Oh my gosh-
Mealworms do have nutritional value you guys, and it can be signficant, especially when they are fed a good diet and not bran. Scan my back posts for more info- too lazy to post same stuff again and again and too lazy to keep references handy. But somewhere in there in the past year or two you can find links to nutritional analysis of mealworms that found they are comparible to crickets in some ways and superworms in others.
Yes- use as part of a varied diet. But there is no need to eliminate them, and they do provide benefit as variety. I breed zillions and feed them about 1x per week as an entire feeding to the lizards. I feed them the same dry stuff I feed other insects like crickets and roaches- the same good stuff goes into them. Just less fresh veggies and fruit, but even that goes into them as well.

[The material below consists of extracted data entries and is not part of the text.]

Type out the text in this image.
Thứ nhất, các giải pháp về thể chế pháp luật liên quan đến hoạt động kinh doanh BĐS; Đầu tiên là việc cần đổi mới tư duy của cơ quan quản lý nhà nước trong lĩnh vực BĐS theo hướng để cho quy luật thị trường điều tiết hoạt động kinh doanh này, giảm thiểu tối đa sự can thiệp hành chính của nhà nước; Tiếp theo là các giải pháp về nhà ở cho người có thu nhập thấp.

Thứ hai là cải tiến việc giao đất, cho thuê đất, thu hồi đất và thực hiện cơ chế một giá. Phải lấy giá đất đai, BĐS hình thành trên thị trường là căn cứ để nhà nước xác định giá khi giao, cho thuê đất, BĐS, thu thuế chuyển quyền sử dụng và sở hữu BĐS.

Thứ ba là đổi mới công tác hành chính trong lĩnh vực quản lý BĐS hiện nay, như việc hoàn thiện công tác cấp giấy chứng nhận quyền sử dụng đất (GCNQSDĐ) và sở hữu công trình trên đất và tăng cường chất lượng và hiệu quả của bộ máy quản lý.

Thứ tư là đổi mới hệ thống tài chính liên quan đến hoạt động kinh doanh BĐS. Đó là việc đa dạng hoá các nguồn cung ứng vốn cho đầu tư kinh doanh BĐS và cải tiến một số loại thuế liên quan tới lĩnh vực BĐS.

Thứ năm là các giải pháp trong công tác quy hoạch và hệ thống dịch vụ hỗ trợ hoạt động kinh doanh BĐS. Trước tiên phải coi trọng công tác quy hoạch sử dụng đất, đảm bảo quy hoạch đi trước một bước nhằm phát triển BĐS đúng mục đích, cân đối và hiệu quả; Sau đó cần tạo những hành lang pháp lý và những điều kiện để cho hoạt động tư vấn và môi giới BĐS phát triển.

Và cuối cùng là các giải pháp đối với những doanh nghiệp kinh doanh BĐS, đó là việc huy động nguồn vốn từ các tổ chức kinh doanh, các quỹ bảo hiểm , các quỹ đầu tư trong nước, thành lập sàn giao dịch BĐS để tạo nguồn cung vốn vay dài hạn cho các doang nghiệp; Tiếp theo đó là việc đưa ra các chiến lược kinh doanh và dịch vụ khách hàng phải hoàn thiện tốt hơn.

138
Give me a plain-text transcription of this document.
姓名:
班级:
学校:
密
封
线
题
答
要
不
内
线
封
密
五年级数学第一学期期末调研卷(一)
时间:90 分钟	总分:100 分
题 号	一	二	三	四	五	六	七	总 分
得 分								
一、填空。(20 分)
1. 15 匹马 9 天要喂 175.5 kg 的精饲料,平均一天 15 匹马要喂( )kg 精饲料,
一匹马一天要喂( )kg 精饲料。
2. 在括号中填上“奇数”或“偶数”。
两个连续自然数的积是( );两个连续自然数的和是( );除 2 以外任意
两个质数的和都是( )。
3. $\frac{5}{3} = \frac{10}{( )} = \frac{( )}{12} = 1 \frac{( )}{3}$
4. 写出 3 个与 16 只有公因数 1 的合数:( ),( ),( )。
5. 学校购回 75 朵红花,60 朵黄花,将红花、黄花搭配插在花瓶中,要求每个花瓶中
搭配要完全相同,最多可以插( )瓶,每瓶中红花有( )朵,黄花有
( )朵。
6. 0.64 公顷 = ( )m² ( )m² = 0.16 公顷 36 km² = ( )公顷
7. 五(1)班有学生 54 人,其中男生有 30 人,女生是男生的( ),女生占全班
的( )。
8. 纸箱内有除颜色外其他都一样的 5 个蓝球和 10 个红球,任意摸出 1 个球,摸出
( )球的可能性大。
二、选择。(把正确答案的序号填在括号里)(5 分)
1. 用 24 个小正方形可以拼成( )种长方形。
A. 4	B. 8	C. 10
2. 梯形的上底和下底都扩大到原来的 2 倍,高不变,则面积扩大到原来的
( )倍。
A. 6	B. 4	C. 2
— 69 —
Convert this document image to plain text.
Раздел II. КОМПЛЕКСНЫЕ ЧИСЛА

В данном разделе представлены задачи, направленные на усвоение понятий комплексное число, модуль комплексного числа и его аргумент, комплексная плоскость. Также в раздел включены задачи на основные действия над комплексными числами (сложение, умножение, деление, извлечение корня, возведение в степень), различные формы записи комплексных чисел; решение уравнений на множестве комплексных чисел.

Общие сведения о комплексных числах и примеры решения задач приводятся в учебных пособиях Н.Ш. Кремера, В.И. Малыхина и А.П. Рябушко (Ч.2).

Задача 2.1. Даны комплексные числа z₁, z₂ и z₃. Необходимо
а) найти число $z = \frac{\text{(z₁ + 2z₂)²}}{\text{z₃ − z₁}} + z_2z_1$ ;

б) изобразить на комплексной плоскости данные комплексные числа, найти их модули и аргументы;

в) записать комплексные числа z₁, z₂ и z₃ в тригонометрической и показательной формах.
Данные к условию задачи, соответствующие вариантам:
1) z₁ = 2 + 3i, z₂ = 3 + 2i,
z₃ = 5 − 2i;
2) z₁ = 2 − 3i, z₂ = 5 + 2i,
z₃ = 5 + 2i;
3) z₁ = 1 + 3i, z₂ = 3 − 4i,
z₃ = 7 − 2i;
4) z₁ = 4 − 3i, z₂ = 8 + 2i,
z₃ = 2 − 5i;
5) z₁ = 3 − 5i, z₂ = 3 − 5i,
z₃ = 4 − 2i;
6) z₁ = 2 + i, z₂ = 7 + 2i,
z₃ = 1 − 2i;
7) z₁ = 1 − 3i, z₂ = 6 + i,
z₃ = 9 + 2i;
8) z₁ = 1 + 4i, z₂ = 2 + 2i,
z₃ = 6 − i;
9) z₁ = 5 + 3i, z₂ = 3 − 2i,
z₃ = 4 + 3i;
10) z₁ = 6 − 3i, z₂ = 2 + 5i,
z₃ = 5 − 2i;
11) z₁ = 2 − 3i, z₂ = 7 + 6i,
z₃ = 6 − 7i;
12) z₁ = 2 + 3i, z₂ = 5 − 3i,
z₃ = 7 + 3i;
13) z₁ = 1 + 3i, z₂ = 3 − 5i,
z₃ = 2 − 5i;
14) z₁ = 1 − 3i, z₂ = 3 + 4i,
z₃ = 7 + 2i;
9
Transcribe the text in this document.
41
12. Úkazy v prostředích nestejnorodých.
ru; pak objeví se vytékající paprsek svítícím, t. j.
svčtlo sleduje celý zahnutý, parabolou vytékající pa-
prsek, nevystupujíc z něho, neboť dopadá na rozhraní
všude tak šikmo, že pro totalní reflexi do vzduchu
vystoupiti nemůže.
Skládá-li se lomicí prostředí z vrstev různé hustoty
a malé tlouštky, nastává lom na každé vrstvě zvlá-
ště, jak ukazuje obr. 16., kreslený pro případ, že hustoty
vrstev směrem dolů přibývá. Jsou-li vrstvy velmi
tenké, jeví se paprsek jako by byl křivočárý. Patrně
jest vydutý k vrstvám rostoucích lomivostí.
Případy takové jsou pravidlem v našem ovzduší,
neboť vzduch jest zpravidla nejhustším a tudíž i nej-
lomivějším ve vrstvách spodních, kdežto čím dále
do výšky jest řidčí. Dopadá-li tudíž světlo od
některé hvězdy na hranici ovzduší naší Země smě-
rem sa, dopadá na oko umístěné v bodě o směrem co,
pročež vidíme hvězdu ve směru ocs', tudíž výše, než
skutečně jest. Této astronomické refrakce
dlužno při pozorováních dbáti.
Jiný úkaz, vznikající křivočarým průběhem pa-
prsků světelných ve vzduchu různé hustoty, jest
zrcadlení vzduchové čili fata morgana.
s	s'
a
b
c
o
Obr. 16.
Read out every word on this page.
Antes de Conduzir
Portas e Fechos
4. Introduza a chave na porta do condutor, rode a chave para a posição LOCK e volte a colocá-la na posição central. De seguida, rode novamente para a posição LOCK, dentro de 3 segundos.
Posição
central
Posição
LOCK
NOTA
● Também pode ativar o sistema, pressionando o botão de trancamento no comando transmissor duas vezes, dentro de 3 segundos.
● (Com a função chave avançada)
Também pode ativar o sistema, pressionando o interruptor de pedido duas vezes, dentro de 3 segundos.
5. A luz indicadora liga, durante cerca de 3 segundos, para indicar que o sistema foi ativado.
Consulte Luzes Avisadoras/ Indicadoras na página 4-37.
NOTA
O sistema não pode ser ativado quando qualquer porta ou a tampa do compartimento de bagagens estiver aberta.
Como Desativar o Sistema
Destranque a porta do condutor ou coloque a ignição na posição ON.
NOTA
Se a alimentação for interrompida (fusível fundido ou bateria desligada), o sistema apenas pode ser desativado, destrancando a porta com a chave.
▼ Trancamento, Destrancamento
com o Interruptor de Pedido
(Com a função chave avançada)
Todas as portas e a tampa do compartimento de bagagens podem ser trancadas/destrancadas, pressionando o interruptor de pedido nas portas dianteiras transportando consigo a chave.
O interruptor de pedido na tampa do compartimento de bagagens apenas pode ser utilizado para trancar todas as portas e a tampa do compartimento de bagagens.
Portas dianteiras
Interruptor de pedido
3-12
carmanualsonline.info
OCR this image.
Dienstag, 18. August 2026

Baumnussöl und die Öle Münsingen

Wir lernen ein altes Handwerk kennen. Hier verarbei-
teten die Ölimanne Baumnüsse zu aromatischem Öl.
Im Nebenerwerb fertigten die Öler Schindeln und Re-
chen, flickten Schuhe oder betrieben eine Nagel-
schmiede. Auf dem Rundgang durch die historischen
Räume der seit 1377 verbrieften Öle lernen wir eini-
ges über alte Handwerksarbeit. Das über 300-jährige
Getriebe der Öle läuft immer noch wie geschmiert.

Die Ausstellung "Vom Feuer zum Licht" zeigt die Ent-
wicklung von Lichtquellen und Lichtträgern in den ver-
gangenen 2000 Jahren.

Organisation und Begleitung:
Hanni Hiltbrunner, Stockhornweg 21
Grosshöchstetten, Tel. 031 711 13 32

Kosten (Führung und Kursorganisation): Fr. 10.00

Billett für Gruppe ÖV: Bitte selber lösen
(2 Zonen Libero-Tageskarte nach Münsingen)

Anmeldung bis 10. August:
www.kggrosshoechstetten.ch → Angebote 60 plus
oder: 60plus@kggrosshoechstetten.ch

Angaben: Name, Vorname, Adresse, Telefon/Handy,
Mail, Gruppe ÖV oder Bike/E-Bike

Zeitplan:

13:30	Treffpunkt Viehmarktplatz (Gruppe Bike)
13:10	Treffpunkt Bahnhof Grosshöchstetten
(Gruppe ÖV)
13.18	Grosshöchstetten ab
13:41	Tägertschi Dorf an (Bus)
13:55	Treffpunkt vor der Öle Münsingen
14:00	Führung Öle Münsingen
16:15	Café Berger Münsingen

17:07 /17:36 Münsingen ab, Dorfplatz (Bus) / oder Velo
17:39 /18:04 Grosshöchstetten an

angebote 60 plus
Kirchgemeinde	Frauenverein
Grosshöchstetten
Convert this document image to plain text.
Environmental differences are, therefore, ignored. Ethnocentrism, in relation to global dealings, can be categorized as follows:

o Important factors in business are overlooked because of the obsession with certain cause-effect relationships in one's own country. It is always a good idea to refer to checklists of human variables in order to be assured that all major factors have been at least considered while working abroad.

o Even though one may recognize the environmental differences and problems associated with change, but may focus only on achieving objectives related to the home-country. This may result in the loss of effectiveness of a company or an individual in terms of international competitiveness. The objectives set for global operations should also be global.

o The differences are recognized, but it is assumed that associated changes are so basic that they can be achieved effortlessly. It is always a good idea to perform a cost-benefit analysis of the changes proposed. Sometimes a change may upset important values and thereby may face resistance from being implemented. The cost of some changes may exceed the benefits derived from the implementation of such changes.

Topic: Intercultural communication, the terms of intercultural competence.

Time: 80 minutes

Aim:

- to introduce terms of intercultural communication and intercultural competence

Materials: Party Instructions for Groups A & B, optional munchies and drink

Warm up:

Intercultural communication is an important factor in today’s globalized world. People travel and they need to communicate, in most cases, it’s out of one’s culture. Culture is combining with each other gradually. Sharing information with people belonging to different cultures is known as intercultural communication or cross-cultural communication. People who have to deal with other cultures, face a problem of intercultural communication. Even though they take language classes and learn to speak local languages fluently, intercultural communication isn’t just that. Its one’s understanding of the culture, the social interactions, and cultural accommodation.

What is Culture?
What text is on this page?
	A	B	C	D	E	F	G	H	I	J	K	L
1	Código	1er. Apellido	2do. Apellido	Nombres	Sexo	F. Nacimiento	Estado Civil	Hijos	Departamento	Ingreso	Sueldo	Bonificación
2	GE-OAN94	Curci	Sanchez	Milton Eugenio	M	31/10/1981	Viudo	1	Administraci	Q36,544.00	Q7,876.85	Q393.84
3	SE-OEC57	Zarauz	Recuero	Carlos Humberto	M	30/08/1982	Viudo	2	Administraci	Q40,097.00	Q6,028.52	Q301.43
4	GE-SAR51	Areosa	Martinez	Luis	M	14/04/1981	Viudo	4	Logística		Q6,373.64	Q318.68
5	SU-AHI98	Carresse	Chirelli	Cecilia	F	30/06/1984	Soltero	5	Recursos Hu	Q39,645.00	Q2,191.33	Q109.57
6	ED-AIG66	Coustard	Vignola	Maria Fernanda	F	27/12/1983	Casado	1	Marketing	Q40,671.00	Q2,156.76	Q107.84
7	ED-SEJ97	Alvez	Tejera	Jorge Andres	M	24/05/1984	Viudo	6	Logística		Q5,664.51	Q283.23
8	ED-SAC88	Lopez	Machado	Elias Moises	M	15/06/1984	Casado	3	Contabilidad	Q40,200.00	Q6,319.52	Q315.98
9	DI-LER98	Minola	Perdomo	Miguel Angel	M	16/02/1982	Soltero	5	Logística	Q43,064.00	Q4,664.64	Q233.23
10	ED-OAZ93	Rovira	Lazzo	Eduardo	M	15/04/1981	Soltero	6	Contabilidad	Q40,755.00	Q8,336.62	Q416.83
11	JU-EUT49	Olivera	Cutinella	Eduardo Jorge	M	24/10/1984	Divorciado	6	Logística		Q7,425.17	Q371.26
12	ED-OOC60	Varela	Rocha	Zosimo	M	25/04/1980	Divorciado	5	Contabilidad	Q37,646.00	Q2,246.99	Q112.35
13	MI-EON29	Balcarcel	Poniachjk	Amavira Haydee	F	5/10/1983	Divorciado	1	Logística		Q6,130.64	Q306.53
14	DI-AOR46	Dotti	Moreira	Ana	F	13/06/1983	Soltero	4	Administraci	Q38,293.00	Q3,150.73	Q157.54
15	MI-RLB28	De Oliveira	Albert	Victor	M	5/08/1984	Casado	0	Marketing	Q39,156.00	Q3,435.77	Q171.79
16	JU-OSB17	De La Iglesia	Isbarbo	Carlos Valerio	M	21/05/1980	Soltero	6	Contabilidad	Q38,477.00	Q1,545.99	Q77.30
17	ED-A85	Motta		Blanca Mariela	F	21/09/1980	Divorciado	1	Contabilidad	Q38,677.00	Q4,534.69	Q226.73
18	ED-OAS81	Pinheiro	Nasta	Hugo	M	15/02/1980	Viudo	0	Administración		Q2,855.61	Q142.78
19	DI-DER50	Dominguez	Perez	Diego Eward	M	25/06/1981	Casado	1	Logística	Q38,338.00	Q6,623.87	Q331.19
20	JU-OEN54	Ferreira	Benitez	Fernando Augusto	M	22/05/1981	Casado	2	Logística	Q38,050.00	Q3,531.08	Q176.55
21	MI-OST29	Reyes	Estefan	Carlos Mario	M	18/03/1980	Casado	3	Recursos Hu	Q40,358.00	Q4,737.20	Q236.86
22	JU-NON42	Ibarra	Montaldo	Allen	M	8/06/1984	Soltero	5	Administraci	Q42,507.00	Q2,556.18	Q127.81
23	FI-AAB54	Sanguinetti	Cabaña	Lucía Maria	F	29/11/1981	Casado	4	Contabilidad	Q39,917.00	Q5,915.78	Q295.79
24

Ferguson, in his panther chameleons book, reported that he used mealworms and crickets only (those two insects only) to breed multiple generations of panther chameleons in his lab. Furthermore, he reported that laboratory analysis of crickets and mealworms fed the same diet, found that the mealworms had a higher calcium content than the crickets fed the same diet. Which is one reason he included them in his chameleons' diet.
If mealworms had no nutritional content, leopard gecko breeders would not have been able to use them over many generations as a single food source for their animals, and they would not have geckos living in excess of 20 years on such a diet.
OP- for a single meal, just feed as many as your lizard wants for that meal. Use appropriately sized mealworms for your animal- tiny worms for baby chameleons. And use for variety only- not as the primary food source. Use as many insects as you can for variety.